The South Central Region practices the concept of True Elevation (TE) to better represent segments in relation to surroundings / ground level. In general, most segments should have an elevation of Ground unless they pass over another segment, waterway, or natural feature. Drivable and non-drivable segments are handled the same way with respect to elevation.

NOTE: At this time, this is not a seek-and-destroy mission. Only fix true elevation as you encounter it.

True Elevation can help the user identify an elevated segment by shading the edges of the segment. Currently, not all elevated segments are configured to display this. At this time, true elevation only affects the look of the map in the LiveMap. However, it is anticipated the Waze app will render elevated segments in the future.

Definitions link to this section

  • Bridge: A bridge is defined as a segment which is elevated above ground level by means of a man-made structure, typically to pass over another segment, waterway/body of water, or a ground-level natural feature. This does not include segments which are elevated above surrounding ground level solely by earthen construction.
  • Tunnel: A tunnel is defined as a segment which passes below ground level (i.e., underground) by means of a man-made structure. This includes segments which pass under ground level segments via the use of a culvert or similar structure. This does not include segments which are below surrounding ground level but above ground (e.g., depressed freeways).

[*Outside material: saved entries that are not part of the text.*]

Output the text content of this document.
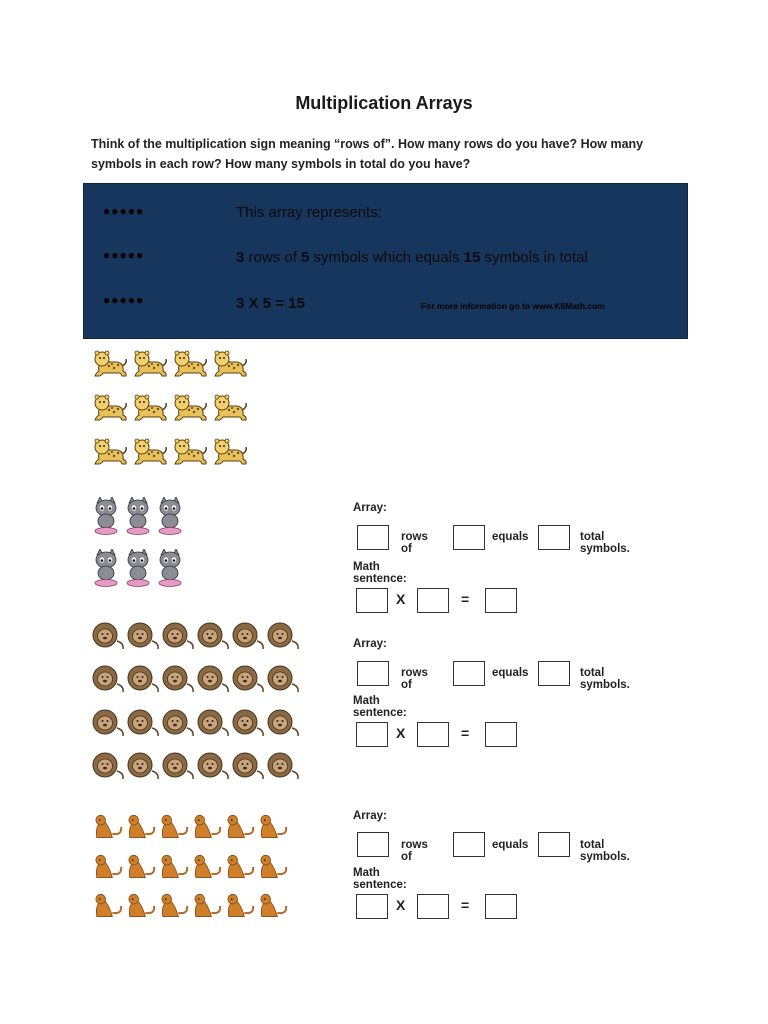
Multiplication Arrays
Think of the multiplication sign meaning “rows of”. How many rows do you have? How many symbols in each row? How many symbols in total do you have?
●●●●●
●●●●●
●●●●●
This array represents:
3 rows of 5 symbols which equals 15 symbols in total
3 X 5 = 15	For more information go to www.K6Math.com
Array:
rows of
equals	total symbols.
Math sentence:
X	=
Array:
rows of
equals	total symbols.
Math sentence:
X	=
Array:
rows of
equals	total symbols.
Math sentence:
X	=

Examples link to this section

Visuals link to this section

Below are two images showing the difference in Live Map rendering when True Elevation is not applied and when True Elevation is applied. Take note of the shading along the edge of the segment is missing when True Elevation is not used.


SER NoTE Ex.png
SER TE Ex.png
Segment over water without True Elevation Segment over water with True Elevation

Implementation link to this section

  • Any segment that intersects another segment at the same elevation must have a junction node.
  • Elevation of overlapping segments should be set relative to each other, with the lowest segment as Ground except when the lowest segment is a tunnel.
  • Only elevate / lower the actual bridge / tunnel section of the road.
  • Bridges should be cut at the start / end of the bridge where the land falls away. You can typically see guardrail at the start / end of the bridge section, an expansion gap in the pavement where the bridge starts / ends, and/or a pavement change (asphalt to concrete, for example).
    • Careful attention needs to be paid if a potential segment cut will occur within a very short distance of an existing node.
      • If your new node would be placed within a few dozen feet of an existing node, you can either use the existing node as one end of the bridge, or, if desired, add the node for the elevation change and then add a junction box.
      • If you are unsure which of the above methods is preferable in a given situation, please contact local leadership.
    • Maintain some uniformity for display purposes when determining where to make the cuts.
  • Only set elevation as low / high as necessary. For example, no segment should be elevation +2, unless it passes over another segment with elevation +1.
  • Tunneled segments shall have lower elevation, relative to ground. Consult the USA Tunnel Guidance on whether or not Tunnel should be checked.
  • Only segments which are actually underground should have negative elevation.
  • Tunnels should be cut at least 15m / 50ft before and after the tunnel, to allow time for the GPS to regain signal.
  • The use of common sense is paramount in implementing True Elevation.

Note: If you have any questions, please speak with leadership for your area. Also, if you use the Bridge tool to join segments, be aware this will raise the elevation of the joined segment and you must lower the joined segment as appropriate.